CNN reported that the tsunami was “triggered by a powerful earthquake in Canada.” The earthquake registered a 7.7 magnitude on the Richter scale. It was located in western British Columbia, just south of the Charlotte Islands. No major damage was reported.
Still, there was enough concern about the possibility of a tsunami as a result of the earthquake that the alert was sounded in Hawaii.
When sirens announced the tsunami warning Saturday night, residents and tourists created bumper-to-bumper traffic jams as they headed to higher ground.
“Visions of the devastating quake and tsunami that killed thousands in Japan in March, 2011, fueled the fright,” reporters Alan Duke and Holly Yan wrote. “But the waves proved to be smaller and less powerful than feared.”
Johanson said BYU-Hawaii used its Newsroom website as a communications channel to keep parents and friends updated with what was happening.

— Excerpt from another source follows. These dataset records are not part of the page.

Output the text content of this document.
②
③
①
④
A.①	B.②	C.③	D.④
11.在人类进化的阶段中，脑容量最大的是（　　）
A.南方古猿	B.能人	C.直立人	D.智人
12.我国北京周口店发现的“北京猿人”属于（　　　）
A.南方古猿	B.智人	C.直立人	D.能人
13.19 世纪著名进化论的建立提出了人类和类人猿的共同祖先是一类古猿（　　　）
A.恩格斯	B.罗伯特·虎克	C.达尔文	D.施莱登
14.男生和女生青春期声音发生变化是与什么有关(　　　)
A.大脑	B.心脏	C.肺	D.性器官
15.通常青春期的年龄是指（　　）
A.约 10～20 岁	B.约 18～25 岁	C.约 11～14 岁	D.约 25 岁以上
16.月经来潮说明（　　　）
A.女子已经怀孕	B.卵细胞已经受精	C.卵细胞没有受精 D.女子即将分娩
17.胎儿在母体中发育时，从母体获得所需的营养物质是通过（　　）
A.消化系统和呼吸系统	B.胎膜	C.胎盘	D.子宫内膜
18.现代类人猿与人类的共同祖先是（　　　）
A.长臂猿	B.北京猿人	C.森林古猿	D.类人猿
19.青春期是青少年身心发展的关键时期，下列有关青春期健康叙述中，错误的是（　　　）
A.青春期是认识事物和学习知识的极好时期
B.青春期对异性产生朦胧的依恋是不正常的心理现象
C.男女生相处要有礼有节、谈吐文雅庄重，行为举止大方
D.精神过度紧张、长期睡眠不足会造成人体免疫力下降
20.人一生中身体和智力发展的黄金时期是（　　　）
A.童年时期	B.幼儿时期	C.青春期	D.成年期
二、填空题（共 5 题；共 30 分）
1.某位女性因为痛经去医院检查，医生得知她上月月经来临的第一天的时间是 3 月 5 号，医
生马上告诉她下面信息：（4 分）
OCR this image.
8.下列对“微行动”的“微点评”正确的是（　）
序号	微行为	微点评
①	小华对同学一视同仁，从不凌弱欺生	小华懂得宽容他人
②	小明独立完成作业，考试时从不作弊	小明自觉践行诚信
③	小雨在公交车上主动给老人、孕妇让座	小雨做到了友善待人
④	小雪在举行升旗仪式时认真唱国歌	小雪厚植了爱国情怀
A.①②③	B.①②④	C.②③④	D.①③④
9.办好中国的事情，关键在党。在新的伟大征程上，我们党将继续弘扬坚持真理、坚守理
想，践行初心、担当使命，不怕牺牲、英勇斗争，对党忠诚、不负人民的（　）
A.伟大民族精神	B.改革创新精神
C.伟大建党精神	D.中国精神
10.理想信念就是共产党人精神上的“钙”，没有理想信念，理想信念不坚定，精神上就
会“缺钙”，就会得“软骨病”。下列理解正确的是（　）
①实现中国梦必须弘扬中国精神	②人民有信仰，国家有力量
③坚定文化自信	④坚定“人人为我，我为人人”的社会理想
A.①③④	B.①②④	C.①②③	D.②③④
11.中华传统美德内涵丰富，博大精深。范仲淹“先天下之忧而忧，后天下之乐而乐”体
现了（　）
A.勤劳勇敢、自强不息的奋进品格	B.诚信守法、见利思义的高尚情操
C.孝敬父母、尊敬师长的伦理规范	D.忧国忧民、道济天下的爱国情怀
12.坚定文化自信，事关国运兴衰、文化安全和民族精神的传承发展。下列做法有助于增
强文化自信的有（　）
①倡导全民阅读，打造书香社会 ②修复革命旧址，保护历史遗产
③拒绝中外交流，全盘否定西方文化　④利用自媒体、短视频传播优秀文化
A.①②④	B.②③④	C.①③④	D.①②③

“We used social media as well to help our emergency notification system initiate the evacuation at around 7:30 a.m.,” he said, indicating that the social media interface was especially effective with students.
The Pacific Tsunami Warning Center cancelled the tsunami warning for the entire state of Hawaii just before 1 a.m.
“All is well,” Johanson said, adding that “we’re grateful for the chance to test our emergency procedures,” which he said “was a great success.”